As an example, let $X = \{1,2\}$ (where $0=\varnothing, 1= \{0\}, 2=\{0,1\}$). Then $$X\cap 1 = \varnothing$$ $$X\cap 2 = \{1\}$$ Due to the first equality, our set satisfies the axiom of regularity. $X$ being disjoint with $1$ does not imply that $X$ does not contain $1$; $X\cap 1 = \varnothing$ is a completely different statement from $1\notin X$. Indeed, the former holds, as the only element of $1$ is $0$, which is not an element of $X$.

In a nutshell, the axiom forbid "loops".

Consider he case $A= \{ a_0, a_1, a_2 \}$.

If the axiom does not hold, we have the possibility that: for all $i$ : $a_i \cap A \ne \emptyset$.

1) Consider $a_0$; if the intersection of $a_0$ and $A$ is not empty, it must be an element of $A$.

Thus, three possibilities: i) $a_0 \in a_0$: loop; ii) $a_1 \in a_0$; iii) $a_2 \in a_0$.

Two possibilities left to avoid loops.

2) Consider $a_1$; again, if the intersection of $a_1$ and $A$ is not empty, we have: i) $a_0 \in a_1$; ii) $a_1 \in a_1$: loop; iii) $a_2 \in a_1$.

But $a_0 \in a_1$ and the previous $a_1 \in a_0$ form a loop: $a_0 \in a_1 \in a_0$.

Thus what remain is: $a_2 \in a_0$ and $a_2 \in a_1$.

Now: 3) Consider $a_2$; we have: i) $a_0 \in a_2$; ii) $a_1 \in a_2$; iii) $a_2 \in a_2$: loop.

Again, with: $a_0 \in a_2$ and $a_2 \in a_0$ we have a loop and the same with $a_1 \in a_2$ and $a_2 \in a_1$.

Your confusion seem to be due to levels of containment.

The members of a set is only those elements that are directly contained in the set.
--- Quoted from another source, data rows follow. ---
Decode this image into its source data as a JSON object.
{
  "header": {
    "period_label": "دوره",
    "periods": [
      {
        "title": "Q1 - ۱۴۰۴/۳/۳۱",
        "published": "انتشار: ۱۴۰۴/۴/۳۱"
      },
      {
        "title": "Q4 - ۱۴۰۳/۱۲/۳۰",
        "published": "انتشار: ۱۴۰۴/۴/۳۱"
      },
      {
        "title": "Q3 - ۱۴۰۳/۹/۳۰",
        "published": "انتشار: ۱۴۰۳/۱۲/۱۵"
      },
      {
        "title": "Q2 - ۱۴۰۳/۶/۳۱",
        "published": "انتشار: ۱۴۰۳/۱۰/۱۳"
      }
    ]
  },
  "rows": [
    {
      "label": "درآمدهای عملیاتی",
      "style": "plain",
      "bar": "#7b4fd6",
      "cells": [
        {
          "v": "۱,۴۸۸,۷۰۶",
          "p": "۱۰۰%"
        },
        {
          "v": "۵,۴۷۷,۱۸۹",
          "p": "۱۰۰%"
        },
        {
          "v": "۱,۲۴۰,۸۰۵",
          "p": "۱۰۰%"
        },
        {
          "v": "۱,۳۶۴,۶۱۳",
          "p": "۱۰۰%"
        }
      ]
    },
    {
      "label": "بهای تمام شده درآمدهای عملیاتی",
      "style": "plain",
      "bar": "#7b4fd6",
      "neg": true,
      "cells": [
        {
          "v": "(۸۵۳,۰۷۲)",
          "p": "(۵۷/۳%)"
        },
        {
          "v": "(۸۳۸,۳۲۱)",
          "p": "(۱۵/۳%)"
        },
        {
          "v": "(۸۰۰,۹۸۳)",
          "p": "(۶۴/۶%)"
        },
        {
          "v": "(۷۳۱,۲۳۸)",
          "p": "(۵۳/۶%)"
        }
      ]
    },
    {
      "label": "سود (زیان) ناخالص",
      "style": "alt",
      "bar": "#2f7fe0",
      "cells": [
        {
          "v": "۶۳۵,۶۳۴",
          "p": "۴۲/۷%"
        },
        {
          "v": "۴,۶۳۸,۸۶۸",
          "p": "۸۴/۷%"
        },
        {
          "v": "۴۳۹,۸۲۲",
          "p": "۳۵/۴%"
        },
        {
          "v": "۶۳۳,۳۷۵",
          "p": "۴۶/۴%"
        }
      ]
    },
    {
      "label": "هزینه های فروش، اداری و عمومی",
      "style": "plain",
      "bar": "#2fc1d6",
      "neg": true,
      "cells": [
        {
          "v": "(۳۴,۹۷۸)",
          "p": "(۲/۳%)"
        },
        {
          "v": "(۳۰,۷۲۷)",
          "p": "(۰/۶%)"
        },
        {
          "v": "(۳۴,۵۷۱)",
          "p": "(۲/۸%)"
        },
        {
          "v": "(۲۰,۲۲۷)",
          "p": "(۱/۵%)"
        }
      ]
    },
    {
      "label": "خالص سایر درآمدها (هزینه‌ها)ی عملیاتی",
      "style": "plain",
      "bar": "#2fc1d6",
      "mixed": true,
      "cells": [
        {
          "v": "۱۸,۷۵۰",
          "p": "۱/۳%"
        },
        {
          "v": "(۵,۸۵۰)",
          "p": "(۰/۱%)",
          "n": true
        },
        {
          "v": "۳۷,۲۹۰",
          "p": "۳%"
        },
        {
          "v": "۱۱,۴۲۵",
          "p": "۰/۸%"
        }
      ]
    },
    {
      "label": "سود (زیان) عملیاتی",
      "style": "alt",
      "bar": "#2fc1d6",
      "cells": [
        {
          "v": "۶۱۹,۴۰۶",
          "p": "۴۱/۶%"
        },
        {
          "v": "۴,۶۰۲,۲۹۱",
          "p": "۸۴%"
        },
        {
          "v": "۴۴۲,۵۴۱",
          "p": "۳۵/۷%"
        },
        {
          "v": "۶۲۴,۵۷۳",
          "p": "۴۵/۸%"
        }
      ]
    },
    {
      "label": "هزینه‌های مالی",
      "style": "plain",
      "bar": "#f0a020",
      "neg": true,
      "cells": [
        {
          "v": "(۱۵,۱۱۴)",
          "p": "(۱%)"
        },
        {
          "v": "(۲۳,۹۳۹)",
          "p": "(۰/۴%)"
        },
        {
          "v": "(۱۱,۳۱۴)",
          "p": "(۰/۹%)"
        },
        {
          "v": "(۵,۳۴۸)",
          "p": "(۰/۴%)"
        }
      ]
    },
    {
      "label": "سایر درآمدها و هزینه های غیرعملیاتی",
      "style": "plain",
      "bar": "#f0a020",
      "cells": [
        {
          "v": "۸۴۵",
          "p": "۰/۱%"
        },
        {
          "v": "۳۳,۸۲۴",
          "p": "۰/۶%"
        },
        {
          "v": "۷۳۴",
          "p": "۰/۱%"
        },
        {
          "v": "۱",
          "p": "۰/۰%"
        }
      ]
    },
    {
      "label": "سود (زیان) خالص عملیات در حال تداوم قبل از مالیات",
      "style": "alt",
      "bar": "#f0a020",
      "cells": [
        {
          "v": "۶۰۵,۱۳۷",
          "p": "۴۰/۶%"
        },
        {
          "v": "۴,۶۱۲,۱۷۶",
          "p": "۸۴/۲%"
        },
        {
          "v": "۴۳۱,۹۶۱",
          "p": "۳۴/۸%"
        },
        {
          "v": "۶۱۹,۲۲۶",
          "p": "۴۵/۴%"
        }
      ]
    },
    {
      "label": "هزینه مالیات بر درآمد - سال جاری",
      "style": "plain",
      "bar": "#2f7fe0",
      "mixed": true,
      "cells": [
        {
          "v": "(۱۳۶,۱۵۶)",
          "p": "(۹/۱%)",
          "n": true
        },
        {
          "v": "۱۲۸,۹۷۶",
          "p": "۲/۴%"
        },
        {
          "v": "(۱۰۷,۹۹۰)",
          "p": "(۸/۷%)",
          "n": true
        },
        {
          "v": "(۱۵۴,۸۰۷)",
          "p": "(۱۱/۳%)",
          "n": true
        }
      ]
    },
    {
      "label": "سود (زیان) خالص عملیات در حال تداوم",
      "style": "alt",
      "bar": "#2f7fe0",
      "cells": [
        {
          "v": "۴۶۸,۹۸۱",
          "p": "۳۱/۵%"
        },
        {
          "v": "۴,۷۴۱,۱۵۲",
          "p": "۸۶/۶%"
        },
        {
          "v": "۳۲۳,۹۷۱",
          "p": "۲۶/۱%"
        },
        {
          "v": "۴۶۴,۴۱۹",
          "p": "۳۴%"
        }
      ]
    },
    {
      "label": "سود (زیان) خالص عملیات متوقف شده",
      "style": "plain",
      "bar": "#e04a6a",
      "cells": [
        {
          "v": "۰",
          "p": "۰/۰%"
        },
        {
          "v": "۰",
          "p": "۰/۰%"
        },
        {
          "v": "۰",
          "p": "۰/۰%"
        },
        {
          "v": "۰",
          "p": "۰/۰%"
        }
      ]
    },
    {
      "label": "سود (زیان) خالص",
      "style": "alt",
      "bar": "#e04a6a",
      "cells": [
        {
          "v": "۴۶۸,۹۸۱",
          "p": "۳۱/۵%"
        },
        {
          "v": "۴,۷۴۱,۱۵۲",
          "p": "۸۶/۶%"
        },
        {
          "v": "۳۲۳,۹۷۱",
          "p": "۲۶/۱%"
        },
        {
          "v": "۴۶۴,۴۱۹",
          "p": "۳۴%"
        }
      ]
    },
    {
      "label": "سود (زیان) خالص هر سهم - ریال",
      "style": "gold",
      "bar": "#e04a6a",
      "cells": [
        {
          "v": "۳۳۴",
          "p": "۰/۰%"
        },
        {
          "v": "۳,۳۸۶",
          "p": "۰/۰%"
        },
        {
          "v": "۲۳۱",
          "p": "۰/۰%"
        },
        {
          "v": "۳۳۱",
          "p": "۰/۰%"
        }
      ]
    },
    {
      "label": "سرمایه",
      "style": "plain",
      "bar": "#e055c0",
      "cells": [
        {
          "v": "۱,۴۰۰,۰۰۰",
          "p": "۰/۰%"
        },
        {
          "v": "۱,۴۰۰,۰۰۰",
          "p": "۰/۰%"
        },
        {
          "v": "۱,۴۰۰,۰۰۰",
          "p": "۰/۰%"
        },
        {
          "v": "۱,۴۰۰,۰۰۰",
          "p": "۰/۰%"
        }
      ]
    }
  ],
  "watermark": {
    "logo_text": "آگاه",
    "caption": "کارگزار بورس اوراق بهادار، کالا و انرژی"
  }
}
By this I mean that a set may contain other sets, but that does not make the elements of that set a member of the outer set.

This is a bit in contradiction in how we think of containment in ordinary life. Let's for example say you have a box of chocolates in your kitchen drawer. Then in ordinary life you would say that the drawer contains chocolates, but in mathematics terminology it doesn't it only contains a box (which in turn contains chocolates). Now you see that in mathematical terms the kitchen drawer and the box of chocolates are disjoint (but not in ordinary language).

To imagine a set that violates the axiom of regularity would probably need you to have some form of self containment. That is a container that in some way contains itself - which is quite contra intuitive, it doesn't fit well with the way we think of things.